La elección del emplazamiento de Casa Escrevivência no fue casual. La región se conoce como la Pequeña África por albergar varios lugares simbólicos para la población negra. Muy cerca se encuentra el muelle de Valongo, principal punto de desembarque y comercio de personas negras esclavizadas en América. Se estima que un millón de africanos entraron en Brasil a través de Valongo.
“Es muy simbólico. Lo deseábamos mucho. Desde la fase de diseño de la Casa, pensamos en esta geografía afectiva relacionada con la historia negra. La presencia de esta región llamada Pequeña África celebra nuestra memoria del dolor, que transformamos en una memoria de resistencia”, señaló.
Más espacio
El futuro del proyecto podría ser aún más prometedor. El autor reconoce que la ubicación actual todavía es pequeña, pero es un comienzo que permitirá la promoción del espacio cultural, y la idea es que algún día pueda ubicarse en un edificio más grande, donde también se puedan realizar exposiciones y presentaciones de libros.
El futuro del proyecto podría ser más prometedor. Fernando Frazão / Agência Brasil
“El espacio que tenemos ahora es demasiado pequeño para que quepan 15 personas; de hecho, es una tienda muy pequeña”, explica. “Hoy, este es el espacio que nos permite llevar esta idea a la calle”, añade. “Esta labor de divulgación y colaboración con el público, las escuelas, los profesores y los investigadores que tenemos en mente solo podrá llevarse a cabo cuando contemos con un espacio físico que pueda albergar este nivel de actividad”, afirma, mencionando que el primer evento en el local es una firma de libros esta noche.
Para dinamizar la casa, incluso sin contar aún con un espacio más amplio, la escritora explicó que el equipo de voluntarios de Casa Escrevivência comenzará a visitar escuelas y a organizar eventos en otros espacios, como el que tuvo lugar ayer (19) en Casa Rui Barbosa, en Botafogo, al sur de Río. “Esa es nuestra idea. Como aún no tenemos sede propia, colaboraremos con otras instituciones y realizaremos nuestras actividades en otros lugares”.
Según la autora, el proyecto se ha mantenido con sus propios recursos financieros, con el apoyo del Instituto Ibirapitanga, una organización dedicada a la defensa de las libertades y al fortalecimiento de la democracia en Brasil. También tiene la intención de adquirir, eventualmente, una propiedad que sirva como sede permanente de Casa Escrevivência, que actualmente se encuentra en un local alquilado.

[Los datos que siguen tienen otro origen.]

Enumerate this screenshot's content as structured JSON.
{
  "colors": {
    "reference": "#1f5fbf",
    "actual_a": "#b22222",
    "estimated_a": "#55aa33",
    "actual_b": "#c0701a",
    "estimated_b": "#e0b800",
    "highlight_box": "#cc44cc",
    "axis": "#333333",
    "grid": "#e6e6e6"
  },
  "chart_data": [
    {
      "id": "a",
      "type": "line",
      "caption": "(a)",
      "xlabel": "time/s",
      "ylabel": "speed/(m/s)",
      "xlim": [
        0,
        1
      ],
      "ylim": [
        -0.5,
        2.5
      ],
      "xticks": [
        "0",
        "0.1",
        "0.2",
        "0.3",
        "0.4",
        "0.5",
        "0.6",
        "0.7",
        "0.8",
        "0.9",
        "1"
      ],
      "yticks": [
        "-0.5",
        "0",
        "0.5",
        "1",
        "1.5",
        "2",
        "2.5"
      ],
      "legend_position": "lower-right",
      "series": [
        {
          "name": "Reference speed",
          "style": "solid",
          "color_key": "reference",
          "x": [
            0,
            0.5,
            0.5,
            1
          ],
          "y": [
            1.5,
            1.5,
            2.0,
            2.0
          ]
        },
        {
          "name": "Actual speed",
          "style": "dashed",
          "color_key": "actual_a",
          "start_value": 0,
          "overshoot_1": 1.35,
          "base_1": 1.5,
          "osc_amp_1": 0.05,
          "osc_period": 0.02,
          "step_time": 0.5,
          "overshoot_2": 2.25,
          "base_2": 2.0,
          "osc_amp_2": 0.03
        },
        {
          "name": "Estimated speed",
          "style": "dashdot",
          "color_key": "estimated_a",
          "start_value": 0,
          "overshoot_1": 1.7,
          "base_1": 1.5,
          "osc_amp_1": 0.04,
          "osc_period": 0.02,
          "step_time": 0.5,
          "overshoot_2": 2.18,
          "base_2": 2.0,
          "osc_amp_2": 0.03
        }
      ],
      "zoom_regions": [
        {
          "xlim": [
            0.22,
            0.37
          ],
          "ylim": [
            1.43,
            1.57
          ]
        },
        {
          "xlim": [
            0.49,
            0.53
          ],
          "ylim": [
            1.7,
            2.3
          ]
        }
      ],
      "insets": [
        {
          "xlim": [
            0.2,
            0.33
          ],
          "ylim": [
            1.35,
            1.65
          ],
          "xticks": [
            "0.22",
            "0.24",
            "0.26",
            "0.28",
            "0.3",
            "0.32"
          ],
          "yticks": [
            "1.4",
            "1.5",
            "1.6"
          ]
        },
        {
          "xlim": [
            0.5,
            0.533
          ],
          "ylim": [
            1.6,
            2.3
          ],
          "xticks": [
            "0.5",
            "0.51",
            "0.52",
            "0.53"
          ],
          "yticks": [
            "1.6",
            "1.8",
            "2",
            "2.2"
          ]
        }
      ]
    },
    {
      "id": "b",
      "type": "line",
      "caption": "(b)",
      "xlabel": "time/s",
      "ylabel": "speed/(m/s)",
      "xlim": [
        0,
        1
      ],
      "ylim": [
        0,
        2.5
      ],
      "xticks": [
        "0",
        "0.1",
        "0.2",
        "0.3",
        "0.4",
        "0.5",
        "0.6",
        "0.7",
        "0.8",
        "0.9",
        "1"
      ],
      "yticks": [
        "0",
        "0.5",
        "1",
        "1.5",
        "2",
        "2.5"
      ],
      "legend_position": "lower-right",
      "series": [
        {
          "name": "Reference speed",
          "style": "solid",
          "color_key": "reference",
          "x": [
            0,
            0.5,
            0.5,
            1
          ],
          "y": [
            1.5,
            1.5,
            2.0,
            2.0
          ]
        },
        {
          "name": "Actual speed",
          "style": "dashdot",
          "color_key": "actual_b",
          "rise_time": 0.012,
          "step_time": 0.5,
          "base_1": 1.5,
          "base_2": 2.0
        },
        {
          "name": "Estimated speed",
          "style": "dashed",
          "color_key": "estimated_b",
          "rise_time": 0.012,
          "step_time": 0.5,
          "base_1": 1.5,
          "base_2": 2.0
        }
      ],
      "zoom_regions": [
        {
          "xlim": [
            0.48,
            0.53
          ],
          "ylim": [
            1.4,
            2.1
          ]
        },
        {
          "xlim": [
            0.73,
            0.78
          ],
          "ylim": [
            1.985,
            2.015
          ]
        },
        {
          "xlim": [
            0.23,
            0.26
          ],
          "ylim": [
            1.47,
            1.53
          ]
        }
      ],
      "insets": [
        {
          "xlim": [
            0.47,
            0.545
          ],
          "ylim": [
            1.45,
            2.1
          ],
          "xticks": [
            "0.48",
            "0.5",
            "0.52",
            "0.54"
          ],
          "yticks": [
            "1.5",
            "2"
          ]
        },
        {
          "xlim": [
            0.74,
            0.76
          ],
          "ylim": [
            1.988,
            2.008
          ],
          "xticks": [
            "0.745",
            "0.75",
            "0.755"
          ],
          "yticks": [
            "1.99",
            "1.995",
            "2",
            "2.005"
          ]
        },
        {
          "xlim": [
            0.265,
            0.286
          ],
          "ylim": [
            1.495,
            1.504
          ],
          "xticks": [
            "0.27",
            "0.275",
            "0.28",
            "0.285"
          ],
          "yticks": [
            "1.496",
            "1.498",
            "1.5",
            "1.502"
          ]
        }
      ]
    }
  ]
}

"Ahora que la Casa está establecida y su nombre está en la calle, lo cual también es una forma de atraer la atención de instituciones que quieren ayudarnos, vamos a comenzar a impulsar un proyecto para recaudar fondos para comprar una propiedad", reveló.
Según la autora, esta propiedad será una casa, y la razón de esta elección es que, una vez establecida la sede, el espacio cultural albergará a investigadores residentes y trabajará con beneficiarios de becas de investigación y creación. “Necesitamos una casa residencial. Una casa que ofrezca la posibilidad de acoger a personas que, con becas, puedan estudiar en ella. El siguiente paso será lanzar el proyecto para recaudar fondos. En esta zona encontramos casas en venta; son propiedades antiguas, pero las renovamos teniendo en cuenta también la accesibilidad”, explicó.
La reunión en Casa Rui Barbosa, mencionada por la escritora, fue una charla sobre el tema "Las experiencias de escritura que nos acercan". Además de la escritora, estuvieron presentes Jurema Werneck, presidenta de Amnistía Internacional, y Erica Malunguinho, creadora del espacio Aparelha Luzia y ex diputada estatal de São Paulo, y la discusión fue moderada por la Dra. Fernanda Felisberto, profesora universitaria.